1) Warum kam ich nie auf die Idee, den Kofferraum eines Autos als mobiles Brief- und Paketfach zu nutzen? So könnte ich verhindern, mich beim Nachbarn oder auf der Arbeit für jede weitere Zalando-Online-Bestellung zu schämen. Ihr die Konsumgesellschaft Die belgische Beratungsfirma „Cardrops“ war schlauer. Sie liefern die Pakete in Ihr Auto, während Sie arbeiten, Sport machen oder einen Termin haben.

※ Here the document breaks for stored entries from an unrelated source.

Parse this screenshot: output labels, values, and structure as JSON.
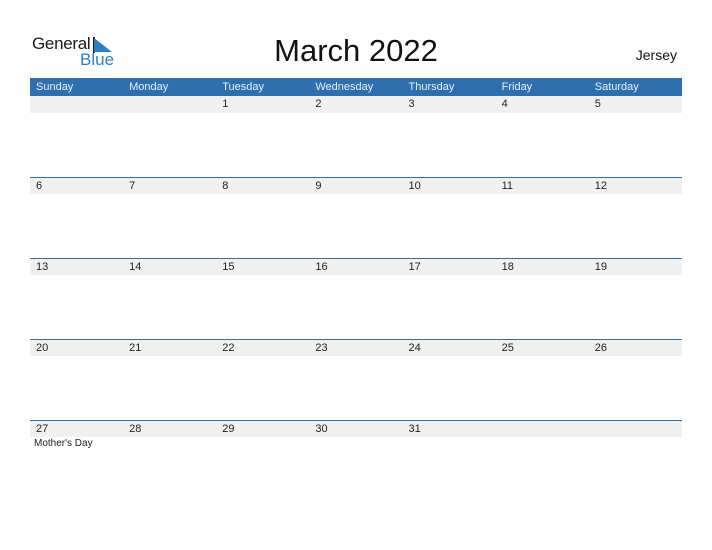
{
  "logo": {
    "text1": "General",
    "text2": "Blue"
  },
  "title": "March 2022",
  "country": "Jersey",
  "weekdays": [
    "Sunday",
    "Monday",
    "Tuesday",
    "Wednesday",
    "Thursday",
    "Friday",
    "Saturday"
  ],
  "weeks": [
    {
      "days": [
        "",
        "",
        "1",
        "2",
        "3",
        "4",
        "5"
      ],
      "events": [
        "",
        "",
        "",
        "",
        "",
        "",
        ""
      ]
    },
    {
      "days": [
        "6",
        "7",
        "8",
        "9",
        "10",
        "11",
        "12"
      ],
      "events": [
        "",
        "",
        "",
        "",
        "",
        "",
        ""
      ]
    },
    {
      "days": [
        "13",
        "14",
        "15",
        "16",
        "17",
        "18",
        "19"
      ],
      "events": [
        "",
        "",
        "",
        "",
        "",
        "",
        ""
      ]
    },
    {
      "days": [
        "20",
        "21",
        "22",
        "23",
        "24",
        "25",
        "26"
      ],
      "events": [
        "",
        "",
        "",
        "",
        "",
        "",
        ""
      ]
    },
    {
      "days": [
        "27",
        "28",
        "29",
        "30",
        "31",
        "",
        ""
      ],
      "events": [
        "Mother's Day",
        "",
        "",
        "",
        "",
        "",
        ""
      ]
    }
  ],
  "colors": {
    "header": "#2e6fb0",
    "brand_blue": "#2a7fc9",
    "row_bg": "#f0f0f0"
  }
}
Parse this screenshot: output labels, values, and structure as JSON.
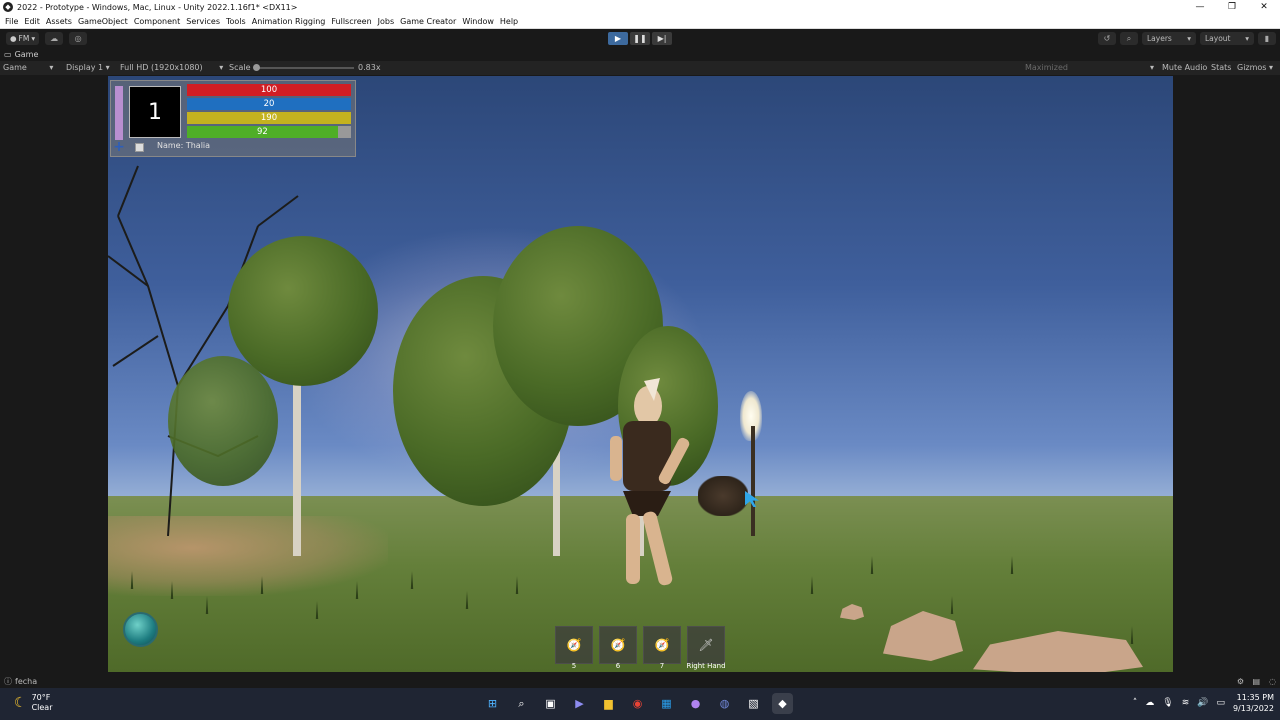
{
  "window": {
    "title": "2022 - Prototype - Windows, Mac, Linux - Unity 2022.1.16f1* <DX11>",
    "controls": [
      "—",
      "❐",
      "✕"
    ]
  },
  "menu": [
    "File",
    "Edit",
    "Assets",
    "GameObject",
    "Component",
    "Services",
    "Tools",
    "Animation Rigging",
    "Fullscreen",
    "Jobs",
    "Game Creator",
    "Window",
    "Help"
  ],
  "toolbar": {
    "account": "FM",
    "layers": "Layers",
    "layout": "Layout",
    "play_active": true
  },
  "game_tab": {
    "tab_label": "Game",
    "view_mode": "Game",
    "display": "Display 1",
    "resolution": "Full HD (1920x1080)",
    "scale_label": "Scale",
    "scale_value": "0.83x",
    "maximized": "Maximized",
    "mute_audio": "Mute Audio",
    "stats": "Stats",
    "gizmos": "Gizmos"
  },
  "hud": {
    "level": "1",
    "bars": [
      {
        "value": "100",
        "color": "#d11e24",
        "fill": 1.0
      },
      {
        "value": "20",
        "color": "#1f6fc0",
        "fill": 1.0
      },
      {
        "value": "190",
        "color": "#c4b21f",
        "fill": 1.0
      },
      {
        "value": "92",
        "color": "#4fae27",
        "fill": 0.92
      }
    ],
    "name_label": "Name: Thalia"
  },
  "hotbar": [
    {
      "label": "5",
      "icon": "compass-icon"
    },
    {
      "label": "6",
      "icon": "compass-icon"
    },
    {
      "label": "7",
      "icon": "compass-icon"
    },
    {
      "label": "Right Hand",
      "icon": "sword-icon"
    }
  ],
  "statusbar": {
    "text": "fecha"
  },
  "taskbar": {
    "temperature": "70°F",
    "condition": "Clear",
    "time": "11:35 PM",
    "date": "9/13/2022"
  }
}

Prinzip, wie Cardrops funktioniert, (c) Facebook-Seite der Firma
Prinzip, wie Cardrops funktioniert (c) Facebook-Seite der Firma

2) Mein Traum – eine Art Weiterentwicklung von Foursquare (dem Ortungsdienst) – wird durch Estimote Beacons wahr.

Beacons (c) Estimote.com
Beacons (c) Estimote.com

Sie sind kleine Sensoren, die überall platziert werden können. Sobald ein Smartphone in der Nähe ist, bekommt es ein Radio-Signal. Vor einem Geschäft könnten sie über aktuelle Sales-Angebote, vor einem Museum zur laufenden Ausstellung informieren. Im Lokal senden andere Beacons das Menü direkt in Ihr Telefon. Ist es nicht genial? Ariverderci, bakteriengeladene Speisekarten.

3) Vielleicht werden wir in Zukunft auch keine Mobiltelefone brauchen. Wir werden Linsen tragen, die uns ganzeiheitliche Informationen vor die Augen projezieren. Sogar, wie dick eine ideale Gurkenscheibe geschnitten werden sollte. Oder werden es überall Corning geben, das jedes Glas zu Displays umwandelt.

Corning Glass (c) thaisreallpossible.com
Corning Glass (c) thaisreallypossible.com

Später müsste ich mich nicht mehr zwingen, ein schweres Laptop mitzunehmen, denn es würde papierleichte Geräte geben, wie von Plastic Logic (in Deutsch gibt es einen Artikel hier).
(c) Plastic Logic
(c) Plastic Logic

Ach, schön ist die Zukunft. In der Gegenwart möchte ich mich aber bei der AEB für diesen inspirierenden Abend bedanken. Gemeinsam über die Zukunft und deren großartigen (technischen) Möglichkeiten zu philosophieren, verbindet.